Po zwiedzeniu okolicy wsiadłem na rower i ruszyłem do Ulikowa. Z Ulikowa skierowałem się droga brukowaną a potem polną do Starchocina. Po drodze mijając przejazd kolejowy na którym trzeba samemu otworzyć zapory.

wystarczy powiedzieć "sezamie otwórz się" © Trendix


i sezam otwiera się © Trendix


Po minięciu przejazdu kolejowego już prosto do Stargardu.

ono niestety swój żywot skończyło © Trendix


dróżka z Ulikowa do Stargardu © Trendix


I dopiero w domu zauważyłem, że obiektyw w aparacie wymagał wytarcia :)

Dane wyjazdu:
46.82 km 1.00 km teren
02:23 h 19.64 km/h:
Maks. pr.:0.00 km/h
Temperatura:
HR max: (%)
HR avg: (%)
Podjazdy: m
Kalorie: kcal

W rodzinnych stronach

Sobota, 16 czerwca 2012 · dodano: 17.06.2012 | Komentarze 11

Gąsawa - Szelejewo - Ryszewko - Ryszewo - Gołąbki - Grabowo - Kruchowo - Powiadacze - Ławki - Oćwieka - Gąsawa.

Wykorzystując okazję pobytu na Pałukach zabrałem ze sobą rowery i z młodym udaliśmy się na przejażdżkę. Jeśli nie wiecie co to Pałuki to zajrzyjcie tutaj "Pałuki" (może kiedyś skończę opracowywać tą stronę :))

Wyjechaliśmy z Gąsawy kierując się na Szelejewo, w koło wszędzie pola, lasy, jeziorka.

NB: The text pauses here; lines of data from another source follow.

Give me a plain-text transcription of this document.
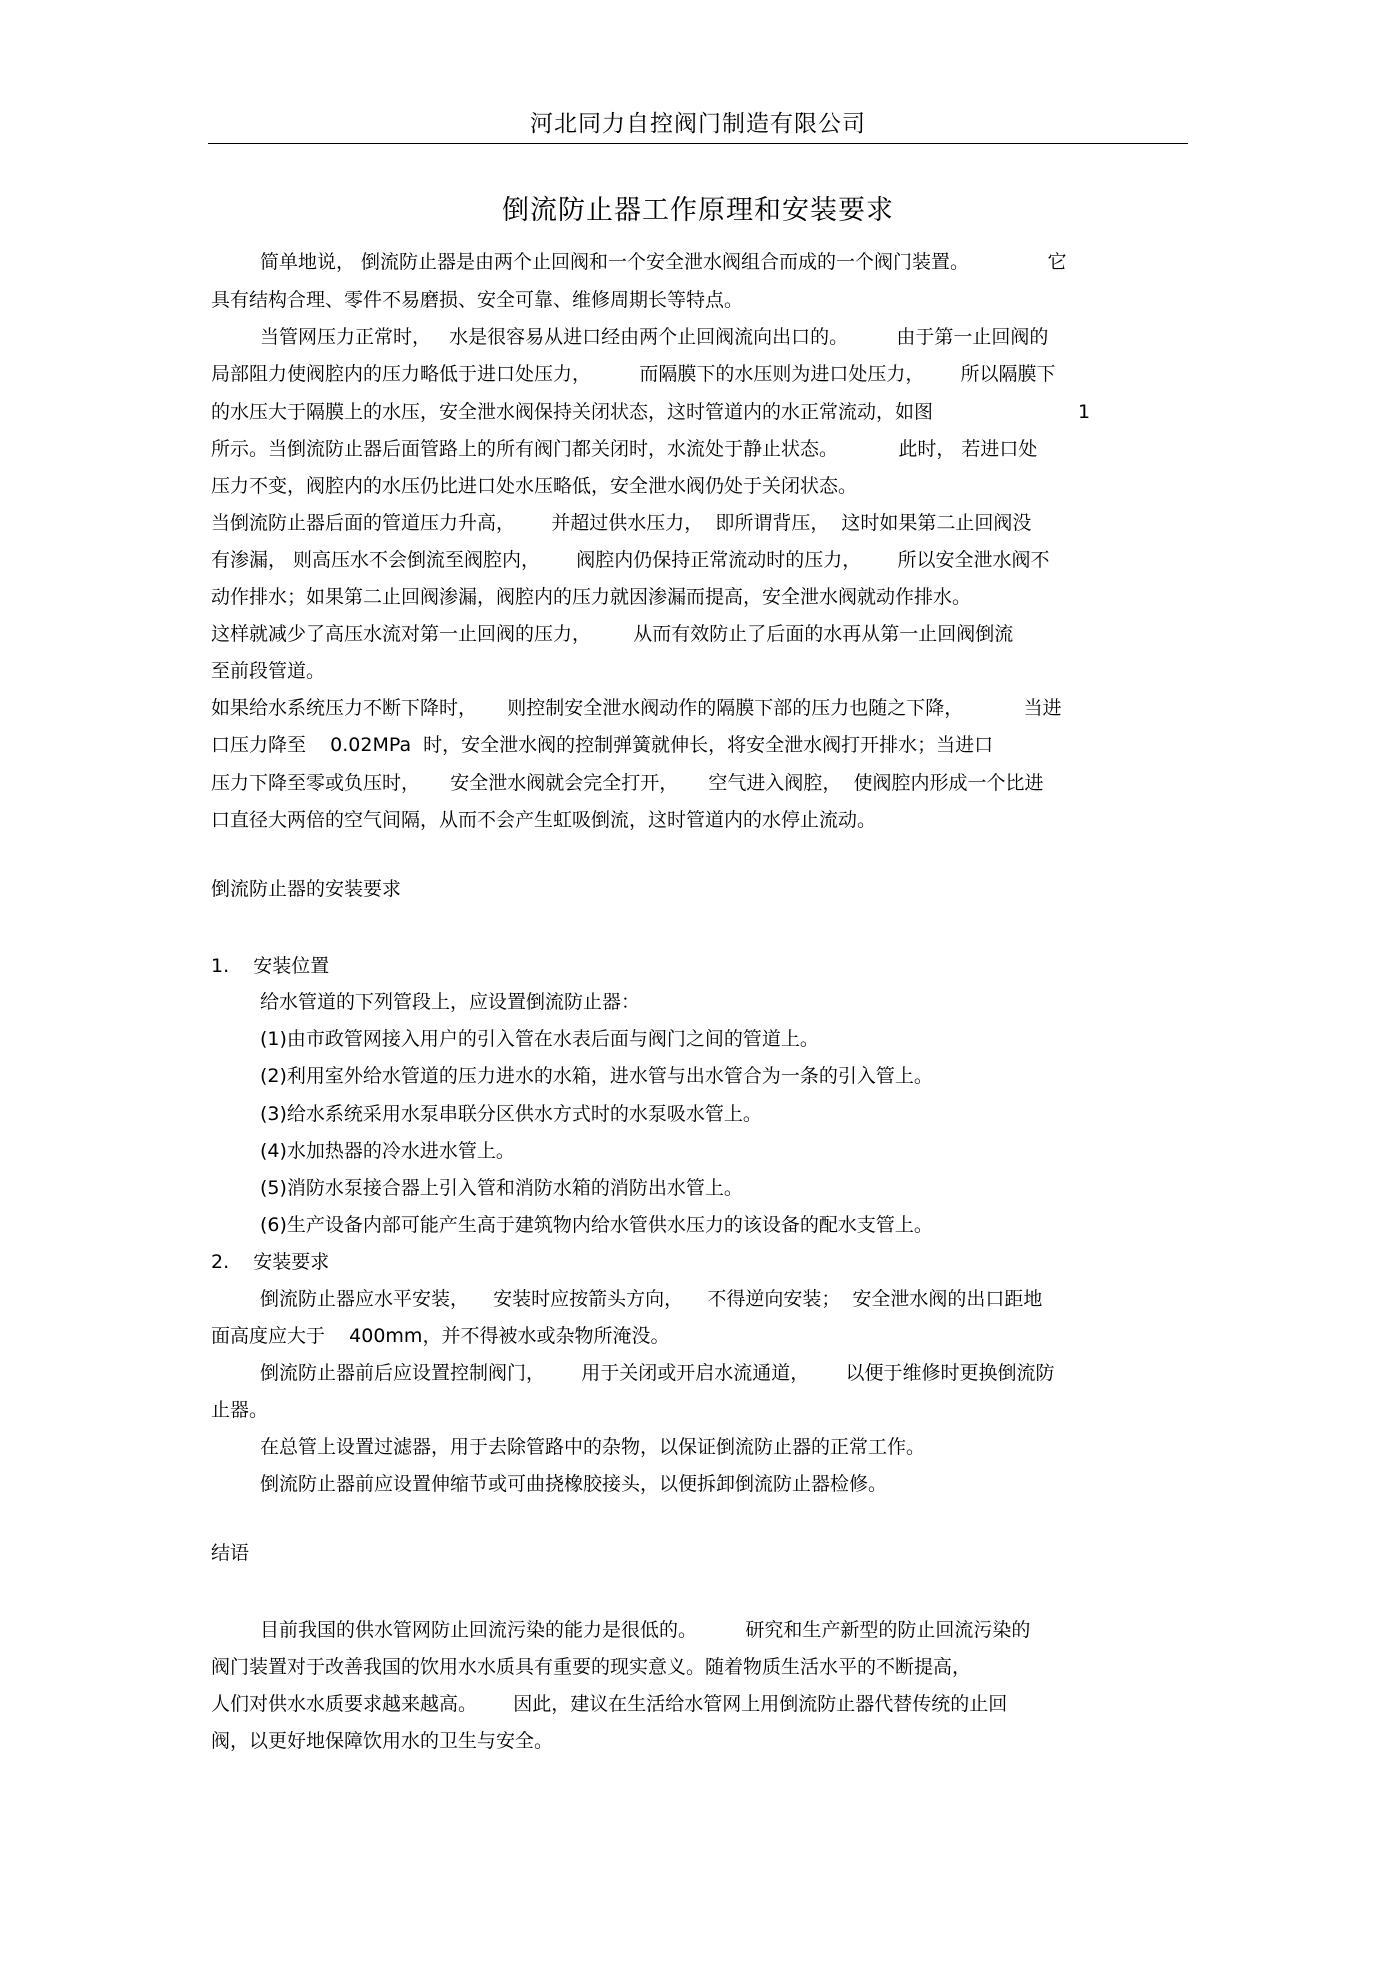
河北同力自控阀门制造有限公司
倒流防止器工作原理和安装要求
简单地说， 倒流防止器是由两个止回阀和一个安全泄水阀组合而成的一个阀门装置。             它
具有结构合理、零件不易磨损、安全可靠、维修周期长等特点。
当管网压力正常时，   水是很容易从进口经由两个止回阀流向出口的。        由于第一止回阀的
局部阻力使阀腔内的压力略低于进口处压力，        而隔膜下的水压则为进口处压力，      所以隔膜下
的水压大于隔膜上的水压，安全泄水阀保持关闭状态，这时管道内的水正常流动，如图                        1
所示。当倒流防止器后面管路上的所有阀门都关闭时，水流处于静止状态。          此时， 若进口处
压力不变，阀腔内的水压仍比进口处水压略低，安全泄水阀仍处于关闭状态。
当倒流防止器后面的管道压力升高，      并超过供水压力，  即所谓背压，  这时如果第二止回阀没
有渗漏， 则高压水不会倒流至阀腔内，      阀腔内仍保持正常流动时的压力，      所以安全泄水阀不
动作排水；如果第二止回阀渗漏，阀腔内的压力就因渗漏而提高，安全泄水阀就动作排水。
这样就减少了高压水流对第一止回阀的压力，       从而有效防止了后面的水再从第一止回阀倒流
至前段管道。
如果给水系统压力不断下降时，     则控制安全泄水阀动作的隔膜下部的压力也随之下降，          当进
口压力降至    0.02MPa  时，安全泄水阀的控制弹簧就伸长，将安全泄水阀打开排水；当进口
压力下降至零或负压时，     安全泄水阀就会完全打开，     空气进入阀腔，  使阀腔内形成一个比进
口直径大两倍的空气间隔，从而不会产生虹吸倒流，这时管道内的水停止流动。
倒流防止器的安装要求
1.    安装位置
给水管道的下列管段上，应设置倒流防止器：
(1)由市政管网接入用户的引入管在水表后面与阀门之间的管道上。
(2)利用室外给水管道的压力进水的水箱，进水管与出水管合为一条的引入管上。
(3)给水系统采用水泵串联分区供水方式时的水泵吸水管上。
(4)水加热器的冷水进水管上。
(5)消防水泵接合器上引入管和消防水箱的消防出水管上。
(6)生产设备内部可能产生高于建筑物内给水管供水压力的该设备的配水支管上。
2.    安装要求
倒流防止器应水平安装，    安装时应按箭头方向，    不得逆向安装；  安全泄水阀的出口距地
面高度应大于    400mm，并不得被水或杂物所淹没。
倒流防止器前后应设置控制阀门，      用于关闭或开启水流通道，      以便于维修时更换倒流防
止器。
在总管上设置过滤器，用于去除管路中的杂物，以保证倒流防止器的正常工作。
倒流防止器前应设置伸缩节或可曲挠橡胶接头，以便拆卸倒流防止器检修。
结语
目前我国的供水管网防止回流污染的能力是很低的。        研究和生产新型的防止回流污染的
阀门装置对于改善我国的饮用水水质具有重要的现实意义。随着物质生活水平的不断提高，
人们对供水水质要求越来越高。      因此，建议在生活给水管网上用倒流防止器代替传统的止回
阀，以更好地保障饮用水的卫生与安全。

Nie na darmo Pałuki zwane są kraina tysiąca jezior.

Widok na Gąsawę od strony Szelejewa © Trendix


Na gąsawskich hubach © Trendix


Po dojechaniu do miejscowości Ryszewko, zatrzymaliśmy się na chwilę prz małym drewnianym kościółku.

Kościół pw. Marii Magdaleny w Ryszewku. Zbudowany w XVIII w. © Trendix


Plebania przy kościele w Ryszewku © Trendix


Po zrobieniu kliku zdjęć ruszyliśmy dalej, cały czas zbliżając się do lasu. W miejscowości Ryszewo skręciliśmy na Gołąbki.

Pola i lasy to typowe pałuckie krajobrazy © Trendix


Po minięciu miejscowości Gołąbki, wjechaliśmy do lasu i już większość drogi odbyliśmy takimi dróżkami.

wąskie asfaltowe drogi w lesie. © Trendix


Leśne jeziorko jakich tu na Pałukach są setki © Trendix


Pomimo tego, że wyjazd ten umieściłem w kategorii kujawsko-pomorskie, przekroczyliśmy granice tego województwa i zahaczyliśmy wielkopolskie jadąc przez miejscowości Grabowo - Powiadacze - Ławki.

Kościół w Grabowie © Trendix


spodobała mi sie nazwa tej miejscowości © Trendix


Żwirownia w Powiadaczach © Trendix


Nad naszymi głowami od dłuższego czasu zbierały się czarne chmury ale liczyłem, że przejdzie to bokiem.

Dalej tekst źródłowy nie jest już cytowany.